La Compañía, desde un principio, contó con muchos Santos, y ésta es su gloria mayor. De los siete fundadores, tres están en los altares: Ignacio, Javier y Favre, a los que han seguido muchos otros, de ellos gran número de mártires. Con humildad grande, Ignacio llamaba a su obra “nuestra mínima Compañía”. Eso de “mínima”, que lo juzgue la Historia…

 

Ignacio de Loyola acabó sus días en un ambiente de santidad edificante.

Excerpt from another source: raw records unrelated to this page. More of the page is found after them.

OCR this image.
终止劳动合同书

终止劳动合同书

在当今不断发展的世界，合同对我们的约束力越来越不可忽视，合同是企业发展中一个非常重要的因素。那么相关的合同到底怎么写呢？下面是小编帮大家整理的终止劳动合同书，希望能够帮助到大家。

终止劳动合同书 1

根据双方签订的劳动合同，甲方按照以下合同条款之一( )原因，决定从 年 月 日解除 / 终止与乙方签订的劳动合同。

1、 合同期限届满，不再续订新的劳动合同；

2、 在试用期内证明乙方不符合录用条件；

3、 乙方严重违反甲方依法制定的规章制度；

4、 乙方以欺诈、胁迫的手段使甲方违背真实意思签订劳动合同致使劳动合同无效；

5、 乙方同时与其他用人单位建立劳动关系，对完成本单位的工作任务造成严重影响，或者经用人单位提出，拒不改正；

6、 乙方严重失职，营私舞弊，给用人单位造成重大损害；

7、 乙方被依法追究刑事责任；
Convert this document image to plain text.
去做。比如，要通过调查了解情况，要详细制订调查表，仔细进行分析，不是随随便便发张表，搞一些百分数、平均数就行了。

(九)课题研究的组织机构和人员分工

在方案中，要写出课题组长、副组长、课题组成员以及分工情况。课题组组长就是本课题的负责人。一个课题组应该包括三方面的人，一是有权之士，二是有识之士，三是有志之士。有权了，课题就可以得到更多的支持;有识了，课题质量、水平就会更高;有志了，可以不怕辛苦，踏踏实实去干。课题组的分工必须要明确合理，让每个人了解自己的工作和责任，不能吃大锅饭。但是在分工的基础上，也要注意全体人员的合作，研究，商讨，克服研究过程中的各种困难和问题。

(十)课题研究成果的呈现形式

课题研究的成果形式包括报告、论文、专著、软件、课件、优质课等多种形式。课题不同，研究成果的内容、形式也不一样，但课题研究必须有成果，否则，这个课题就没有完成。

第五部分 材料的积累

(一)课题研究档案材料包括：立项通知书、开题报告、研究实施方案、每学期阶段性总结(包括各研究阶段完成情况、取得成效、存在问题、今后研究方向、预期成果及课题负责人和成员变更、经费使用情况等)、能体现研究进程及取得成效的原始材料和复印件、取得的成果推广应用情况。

Aunque sea uno de los caracteres más enérgicos entre los santos, ese hombre tan duro era también muy comprensivo. Sabía tratar a los hombres con gran prudencia, inspirándoles el sentido de la responsabilidad. Su norma para con los superiores era: -Usted sabe lo que pasa ahí, y obre según le parezca mejor… Y en su oración con Dios derrochaba ternura. Se han hecho célebres aquellas noches en que, desde la ventana de su celda o desde la azotea de la casa contemplaba el cielo estrellado, y exclamaba: “¡Oh, qué pobre me parece la tierra cuando contemplo el cielo!”. Tanta era su emoción, que los médicos le prohibieron pensar en la muerte porque ponía en peligro su misma vida, la cual se extinguía repentinamente en el anonimato del soldado el 31 de Julio de 1556, aunque el Papa ─su anterior enemigo cardenal Caraffa─ le mandó una sincera y última bendición.